Sea Level – Southern-Fried Elevator Music

If the last thing that comes to mind when you hear the onerous term “Southern Rock” is jazz/fusion, then you’ve not been listening to Sea Level.

Formed by sometime-Allman Brothers keyboardist Chuck Leavell (get it? Chuck LEAVELL? C. Leavell? Yeah, I know, but I couldn’t resist), Sea Level made a few albums in the late 70s/early 80s that were Southern in lyrical sensibility, but closer to Spyro Gyra than the Allman Brothers.

By now my embarrassing propensity toward elevator music is evident. So if you enjoy lite jazz/fusion/Muzak with a Southern accent, then by all means enjoy…

Nothing Matters But the Fever
Dare I say this one is… funky? Just a little? I like the slightly-ominous piano, the sinuous guitar, and the drawn-out lyric. Interesting that this is from a band called “Sea Level,” as parts of it sound as though it were coming from underwater. Not to mention that this is probably as close to sexy as poor old Sea Level ever got.

A late night, cigarettes and bourbon, post bar-hopping classic, also my favorite Sea Level song.

That’s Your Secret
A little more upbeat, but no less enticing. I’ve listened to this song countless times, and I still don’t know what the secret is. I think that’s the whole point.

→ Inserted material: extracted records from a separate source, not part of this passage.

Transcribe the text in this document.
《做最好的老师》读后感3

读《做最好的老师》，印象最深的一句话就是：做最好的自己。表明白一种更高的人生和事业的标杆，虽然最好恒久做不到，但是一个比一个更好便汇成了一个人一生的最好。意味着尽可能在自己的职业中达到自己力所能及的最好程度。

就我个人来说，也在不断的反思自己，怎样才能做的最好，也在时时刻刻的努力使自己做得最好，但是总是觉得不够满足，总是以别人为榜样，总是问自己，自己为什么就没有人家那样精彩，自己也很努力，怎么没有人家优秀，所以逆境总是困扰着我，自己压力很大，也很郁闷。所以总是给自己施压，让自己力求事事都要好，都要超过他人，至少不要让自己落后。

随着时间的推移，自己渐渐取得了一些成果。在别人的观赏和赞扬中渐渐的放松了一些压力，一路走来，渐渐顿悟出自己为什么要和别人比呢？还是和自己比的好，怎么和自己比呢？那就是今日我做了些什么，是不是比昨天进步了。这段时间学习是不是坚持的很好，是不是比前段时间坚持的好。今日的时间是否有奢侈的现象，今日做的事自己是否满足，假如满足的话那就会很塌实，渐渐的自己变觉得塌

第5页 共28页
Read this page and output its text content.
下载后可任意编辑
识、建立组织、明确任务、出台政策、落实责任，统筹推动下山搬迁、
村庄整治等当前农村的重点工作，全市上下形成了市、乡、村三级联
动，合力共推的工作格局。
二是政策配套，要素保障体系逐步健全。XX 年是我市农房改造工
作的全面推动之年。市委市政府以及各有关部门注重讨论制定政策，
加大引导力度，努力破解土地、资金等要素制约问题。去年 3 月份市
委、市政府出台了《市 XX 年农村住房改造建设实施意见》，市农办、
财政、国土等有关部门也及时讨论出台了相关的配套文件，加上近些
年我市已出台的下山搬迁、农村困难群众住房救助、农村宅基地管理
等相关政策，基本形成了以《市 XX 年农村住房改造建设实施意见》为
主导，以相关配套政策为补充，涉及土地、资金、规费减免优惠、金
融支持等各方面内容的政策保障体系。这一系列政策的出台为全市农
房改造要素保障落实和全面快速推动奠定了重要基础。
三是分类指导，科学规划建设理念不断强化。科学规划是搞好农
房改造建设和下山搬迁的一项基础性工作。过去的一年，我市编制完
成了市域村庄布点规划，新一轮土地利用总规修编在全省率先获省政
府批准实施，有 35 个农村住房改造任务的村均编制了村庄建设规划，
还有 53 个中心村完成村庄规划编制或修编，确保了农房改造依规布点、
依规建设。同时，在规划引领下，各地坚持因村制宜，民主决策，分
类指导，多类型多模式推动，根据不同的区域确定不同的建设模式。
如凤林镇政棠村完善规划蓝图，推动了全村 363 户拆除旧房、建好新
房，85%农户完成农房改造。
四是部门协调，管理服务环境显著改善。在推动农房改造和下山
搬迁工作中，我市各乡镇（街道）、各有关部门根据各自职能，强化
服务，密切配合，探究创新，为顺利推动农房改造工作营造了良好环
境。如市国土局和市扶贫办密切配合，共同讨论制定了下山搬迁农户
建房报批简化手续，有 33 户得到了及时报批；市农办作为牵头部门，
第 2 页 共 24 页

Lyrically, I liken Sea Level to Dire Straits – I’m not sure if the lyrics are deeply profound, or profoundly ridiculous. I guess it depends on one’s mood.

Cagey lyrics aside, this song has a nice rolling rhythm, with some really interesting drums. The organ is a nice touch, as well.

Glacier Gardens
This instrumental does more than most of Sea Level’s work to belie the band’s origins with the Allman Brothers. A gorgeous guitar piece, “Glacier Gardens” puts me in mind of “Little Martha,” surely one of the most beautiful songs Duane Allman ever played on. It’s almost country, almost folky, very Southern, yet there’s nothing Skynyrd about it.

Sea Level did a number of instrumentals, most good, including a version of Scarborough Fair that’s almost unrecognizable – possibly due to another Allman-esqe guitar – but still an interesting, very jazzy piece.